GOP turns sour: Satisfaction with direction of U.S. among Republicans down 17 points in a month
Less interesting to me than the Republican numbers below is the fact that there’s no offsetting increase among Dems. A rotten month for Trump should excite liberals while depressing GOPers, right? Not so.
But maybe that’s naive. Nothing short of an economic boom — or impeachment — is going to get the out-party truly jazzed.
That’s a major hit to Republican enthusiasm. Anti-Trumpers will blame Trump, naturally, as the past six weeks have been consumed with Russiagate, Comey, Mueller, congressional hearings, and the daily “which top staffer is getting fired soon?” rumor. Some Republicans are tiring of the Trump circus already. Trumpers will say no, it’s the opposite — the despair is over the fact that the rest of the party, starting with the congressional leadership, has let itself be consumed with Comey and the Russia investigation while the White House is busy trying to organize things like “infrastructure week.” Either way, nothing’s getting done legislatively (well, nothing publicly) and 95 percent of the news on TV every night is scandal-related. Bad vibes.
Relatedly, from the AP:
A poll conducted by the Associated Press and the NORC Center for Public Affairs Research found that 61% of Americans surveyed believe the president has tried to obstruct or impede the investigation into whether his campaign colluded with Russia during the 2016 election cycle.
According to the poll, another 37% said they don’t think Trump has done this.
The AP didn’t list partisan splits, but even if every one of that 37 percent was a Republican, there’s still a meaningful chunk of Trump’s own party left over that’s either unsure if he tried to obstruct justice or agrees with Democrats that he did. Gulp.

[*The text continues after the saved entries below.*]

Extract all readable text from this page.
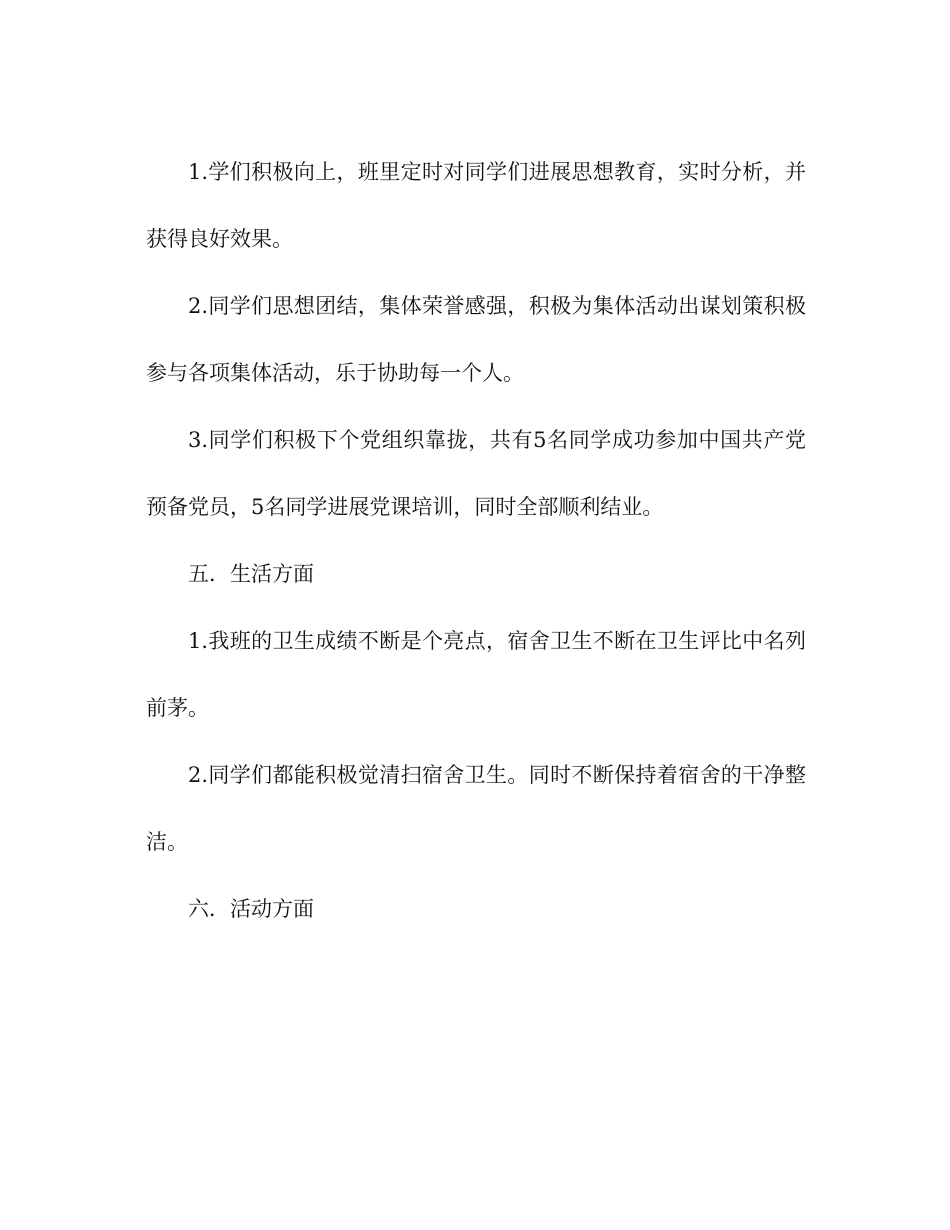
1.学们积极向上，班里定时对同学们进展思想教育，实时分析，并获得良好效果。

2.同学们思想团结，集体荣誉感强，积极为集体活动出谋划策积极参与各项集体活动，乐于协助每一个人。

3.同学们积极下个党组织靠拢，共有5名同学成功参加中国共产党预备党员，5名同学进展党课培训，同时全部顺利结业。

五．生活方面

1.我班的卫生成绩不断是个亮点，宿舍卫生不断在卫生评比中名列前茅。

2.同学们都能积极觉清扫宿舍卫生。同时不断保持着宿舍的干净整洁。

六．活动方面
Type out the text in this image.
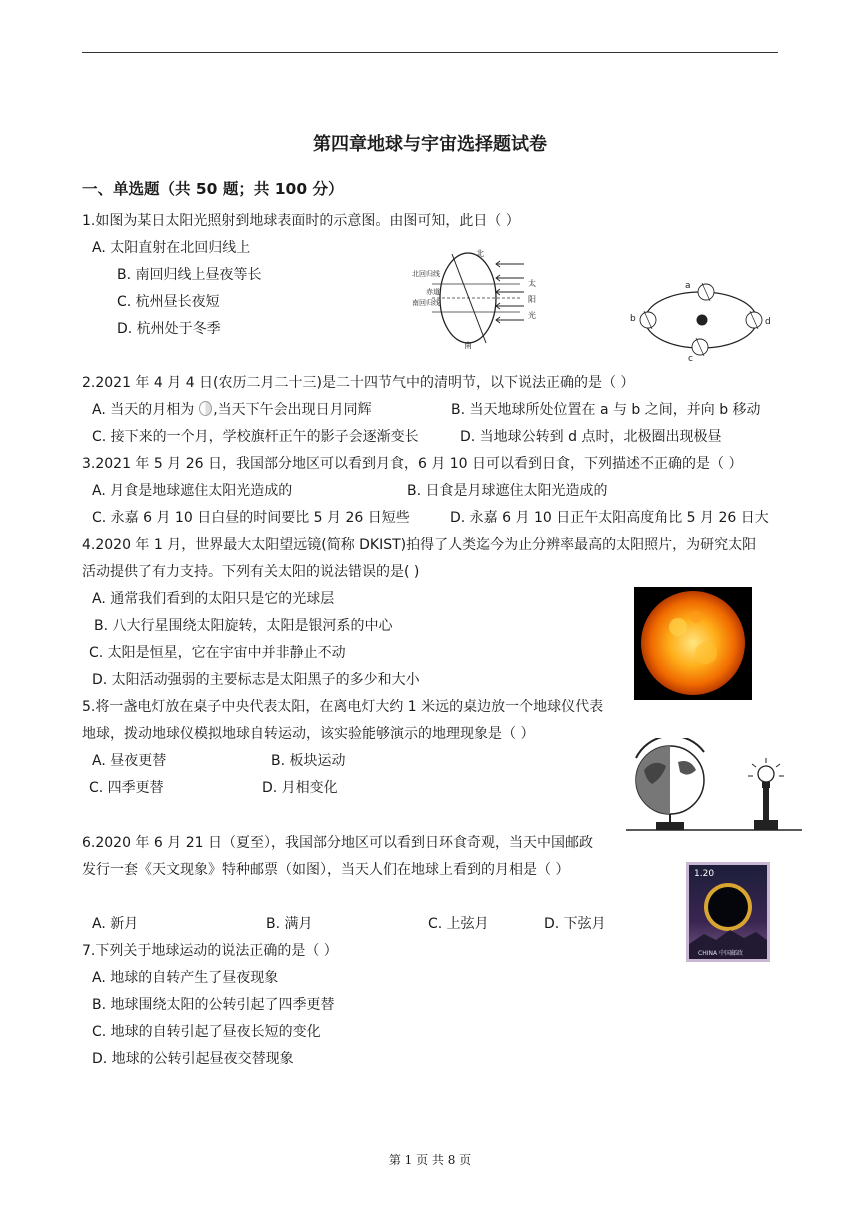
第四章地球与宇宙选择题试卷
一、单选题（共 50 题；共 100 分）
1.如图为某日太阳光照射到地球表面时的示意图。由图可知，此日（ ）
A. 太阳直射在北回归线上
B. 南回归线上昼夜等长
C. 杭州昼长夜短
D. 杭州处于冬季
北
南
北回归线
赤道
南回归线
太
阳
光
a
b
c
d
2.2021 年 4 月 4 日(农历二月二十三)是二十四节气中的清明节，以下说法正确的是（ ）
A. 当天的月相为 ,当天下午会出现日月同辉	B. 当天地球所处位置在 a 与 b 之间，并向 b 移动
C. 接下来的一个月，学校旗杆正午的影子会逐渐变长	D. 当地球公转到 d 点时，北极圈出现极昼
3.2021 年 5 月 26 日，我国部分地区可以看到月食，6 月 10 日可以看到日食，下列描述不正确的是（ ）
A. 月食是地球遮住太阳光造成的	B. 日食是月球遮住太阳光造成的
C. 永嘉 6 月 10 日白昼的时间要比 5 月 26 日短些	D. 永嘉 6 月 10 日正午太阳高度角比 5 月 26 日大
4.2020 年 1 月，世界最大太阳望远镜(简称 DKIST)拍得了人类迄今为止分辨率最高的太阳照片，为研究太阳
活动提供了有力支持。下列有关太阳的说法错误的是( )
A. 通常我们看到的太阳只是它的光球层
B. 八大行星围绕太阳旋转，太阳是银河系的中心
C. 太阳是恒星，它在宇宙中并非静止不动
D. 太阳活动强弱的主要标志是太阳黑子的多少和大小
5.将一盏电灯放在桌子中央代表太阳，在离电灯大约 1 米远的桌边放一个地球仪代表
地球，拨动地球仪模拟地球自转运动，该实验能够演示的地理现象是（ ）
A. 昼夜更替	B. 板块运动
C. 四季更替	D. 月相变化
6.2020 年 6 月 21 日（夏至），我国部分地区可以看到日环食奇观，当天中国邮政
发行一套《天文现象》特种邮票（如图），当天人们在地球上看到的月相是（ ）
A. 新月	B. 满月	C. 上弦月	D. 下弦月
1.20
CHINA 中国邮政
7.下列关于地球运动的说法正确的是（ ）
A. 地球的自转产生了昼夜现象
B. 地球围绕太阳的公转引起了四季更替
C. 地球的自转引起了昼夜长短的变化
D. 地球的公转引起昼夜交替现象
第 1 页 共 8 页
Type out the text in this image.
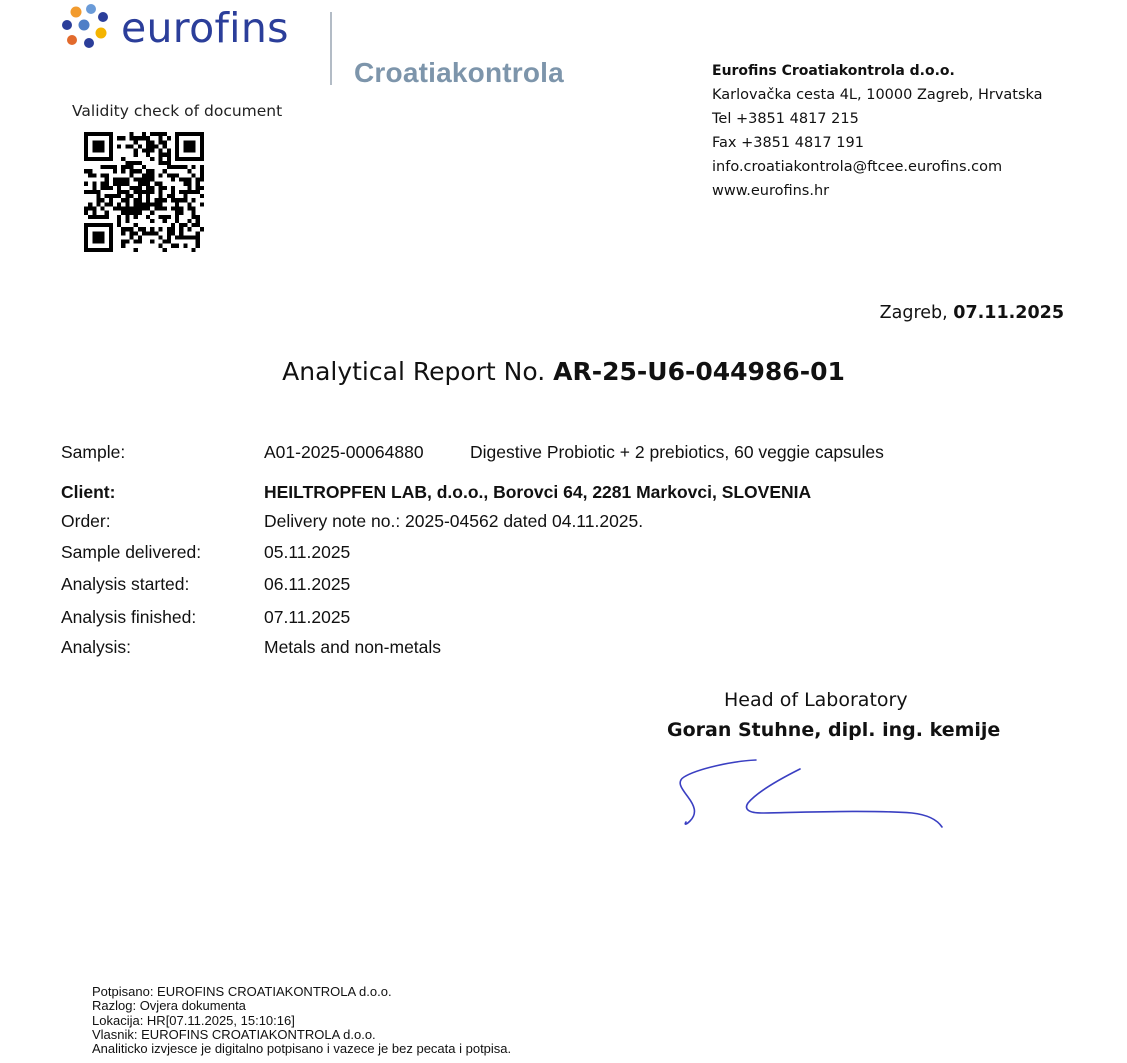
eurofins
Croatiakontrola	Eurofins Croatiakontrola d.o.o.
Karlovačka cesta 4L, 10000 Zagreb, Hrvatska
Tel +3851 4817 215
Fax +3851 4817 191
info.croatiakontrola@ftcee.eurofins.com
www.eurofins.hr
Validity check of document
Zagreb, 07.11.2025
Analytical Report No. AR-25-U6-044986-01
Sample:	A01-2025-00064880	Digestive Probiotic + 2 prebiotics, 60 veggie capsules
Client:	HEILTROPFEN LAB, d.o.o., Borovci 64, 2281 Markovci, SLOVENIA
Order:	Delivery note no.: 2025-04562 dated 04.11.2025.
Sample delivered:	05.11.2025
Analysis started:	06.11.2025
Analysis finished:	07.11.2025
Analysis:	Metals and non-metals
Head of Laboratory
Goran Stuhne, dipl. ing. kemije
Potpisano: EUROFINS CROATIAKONTROLA d.o.o.
Razlog: Ovjera dokumenta
Lokacija: HR[07.11.2025, 15:10:16]
Vlasnik: EUROFINS CROATIAKONTROLA d.o.o.
Analiticko izvjesce je digitalno potpisano i vazece je bez pecata i potpisa.
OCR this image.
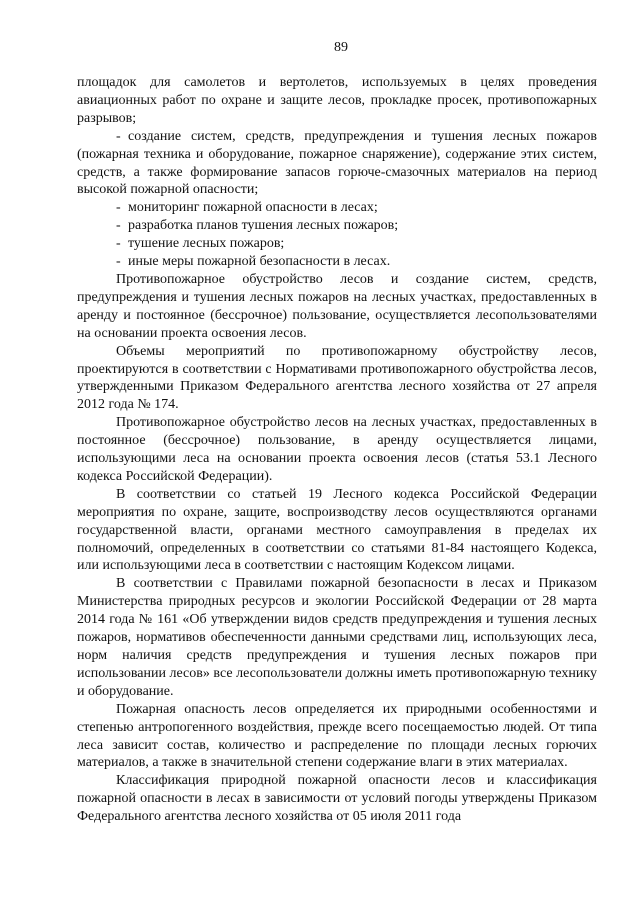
89

площадок для самолетов и вертолетов, используемых в целях проведения авиационных работ по охране и защите лесов, прокладке просек, противопожарных разрывов;

- создание систем, средств, предупреждения и тушения лесных пожаров (пожарная техника и оборудование, пожарное снаряжение), содержание этих систем, средств, а также формирование запасов горюче-смазочных материалов на период высокой пожарной опасности;

- мониторинг пожарной опасности в лесах;

- разработка планов тушения лесных пожаров;

- тушение лесных пожаров;

- иные меры пожарной безопасности в лесах.

Противопожарное обустройство лесов и создание систем, средств, предупреждения и тушения лесных пожаров на лесных участках, предоставленных в аренду и постоянное (бессрочное) пользование, осуществляется лесопользователями на основании проекта освоения лесов.

Объемы мероприятий по противопожарному обустройству лесов, проектируются в соответствии с Нормативами противопожарного обустройства лесов, утвержденными Приказом Федерального агентства лесного хозяйства от 27 апреля 2012 года № 174.

Противопожарное обустройство лесов на лесных участках, предоставленных в постоянное (бессрочное) пользование, в аренду осуществляется лицами, использующими леса на основании проекта освоения лесов (статья 53.1 Лесного кодекса Российской Федерации).

В соответствии со статьей 19 Лесного кодекса Российской Федерации мероприятия по охране, защите, воспроизводству лесов осуществляются органами государственной власти, органами местного самоуправления в пределах их полномочий, определенных в соответствии со статьями 81-84 настоящего Кодекса, или использующими леса в соответствии с настоящим Кодексом лицами.

В соответствии с Правилами пожарной безопасности в лесах и Приказом Министерства природных ресурсов и экологии Российской Федерации от 28 марта 2014 года № 161 «Об утверждении видов средств предупреждения и тушения лесных пожаров, нормативов обеспеченности данными средствами лиц, использующих леса, норм наличия средств предупреждения и тушения лесных пожаров при использовании лесов» все лесопользователи должны иметь противопожарную технику и оборудование.

Пожарная опасность лесов определяется их природными особенностями и степенью антропогенного воздействия, прежде всего посещаемостью людей. От типа леса зависит состав, количество и распределение по площади лесных горючих материалов, а также в значительной степени содержание влаги в этих материалах.

Классификация природной пожарной опасности лесов и классификация пожарной опасности в лесах в зависимости от условий погоды утверждены Приказом Федерального агентства лесного хозяйства от 05 июля 2011 года
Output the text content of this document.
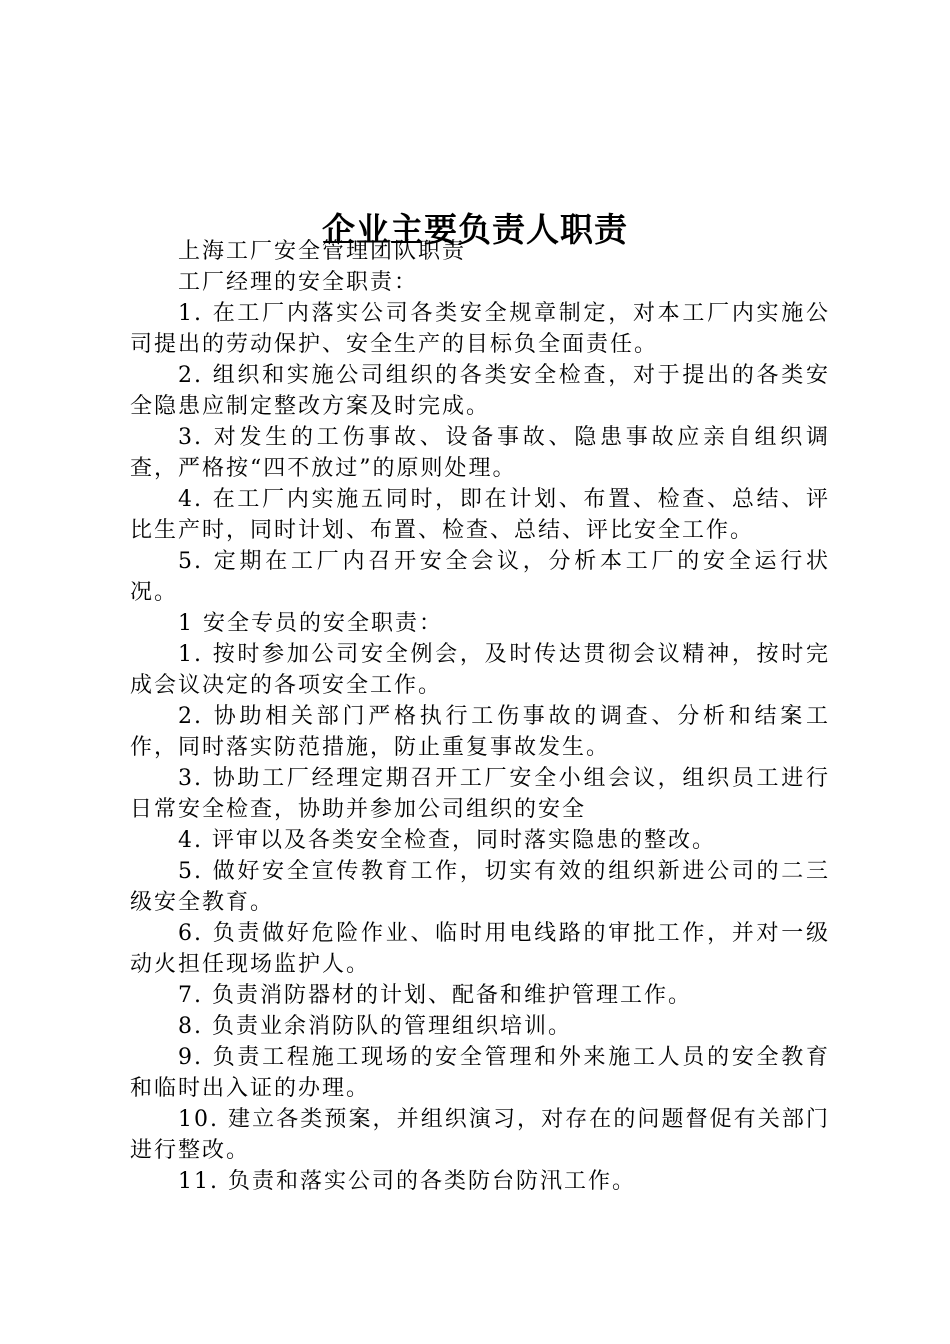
企业主要负责人职责

上海工厂安全管理团队职责

工厂经理的安全职责：

1. 在工厂内落实公司各类安全规章制定，对本工厂内实施公司提出的劳动保护、安全生产的目标负全面责任。

2. 组织和实施公司组织的各类安全检查，对于提出的各类安全隐患应制定整改方案及时完成。

3. 对发生的工伤事故、设备事故、隐患事故应亲自组织调查，严格按“四不放过”的原则处理。

4. 在工厂内实施五同时，即在计划、布置、检查、总结、评比生产时，同时计划、布置、检查、总结、评比安全工作。

5. 定期在工厂内召开安全会议，分析本工厂的安全运行状况。

1 安全专员的安全职责：

1. 按时参加公司安全例会，及时传达贯彻会议精神，按时完成会议决定的各项安全工作。

2. 协助相关部门严格执行工伤事故的调查、分析和结案工作，同时落实防范措施，防止重复事故发生。

3. 协助工厂经理定期召开工厂安全小组会议，组织员工进行日常安全检查，协助并参加公司组织的安全

4. 评审以及各类安全检查，同时落实隐患的整改。

5. 做好安全宣传教育工作，切实有效的组织新进公司的二三级安全教育。

6. 负责做好危险作业、临时用电线路的审批工作，并对一级动火担任现场监护人。

7. 负责消防器材的计划、配备和维护管理工作。

8. 负责业余消防队的管理组织培训。

9. 负责工程施工现场的安全管理和外来施工人员的安全教育和临时出入证的办理。

10. 建立各类预案，并组织演习，对存在的问题督促有关部门进行整改。

11. 负责和落实公司的各类防台防汛工作。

Nate Silver detected some erosion in Trump’s base late last month, noting the decline in the share of voters who “strongly approve” of him and the uptick in those who “strongly disapprove.” In February, shortly after he took office, those numbers were roughly equal at around 30 percent each. By late May, “strongly approve” had dropped to around 20 percent while “strongly disapprove” had risen to around 45 percent. Contra conventional wisdom, not all Trump fans are forever loyal. As recently as yesterday, Gallup’s daily tracker had his job approval at 36/59. (He’s up two points today.) It goes without saying that a decline in satisfaction among Republicans about the direction of the country would be … sub-optimal if it lingers through next year. Which is why the White House is already shifting towards a “base strategy” for 2018:
Some White House advisors are worried that if these most intense supporters lose their passion for him, there’ll be no way to regain the energy in time to fight off a fired-up left in 2018.
An evolving line of thinking: Trump will probably never be at 51% approval — the “strongly disapprove” number against him, which is around half the voting public, makes that virtually impossible. The strategy, therefore, has to involve keeping the diehard ginned up and driving up Trump’s “strongly approve” numbers. There’s little hope of converting Democrats — beyond the Midwest working class who already voted for Trump. So it’s crucial to keep a large enough base that’s willing to walk over glass for the President.
Which way does that cut on firing Bob Mueller? If he did it, his fans would read it as a middle finger to Comey, the media, and the “deep state” and would exult. Everyone else, including less pro-Trump Republicans, would freak out and the administration would spend months on damage control and distraction. A month of Russiagate and Comeymania knocked 17 points off of Republican satisfaction. What would, say, three months of Muellermania do?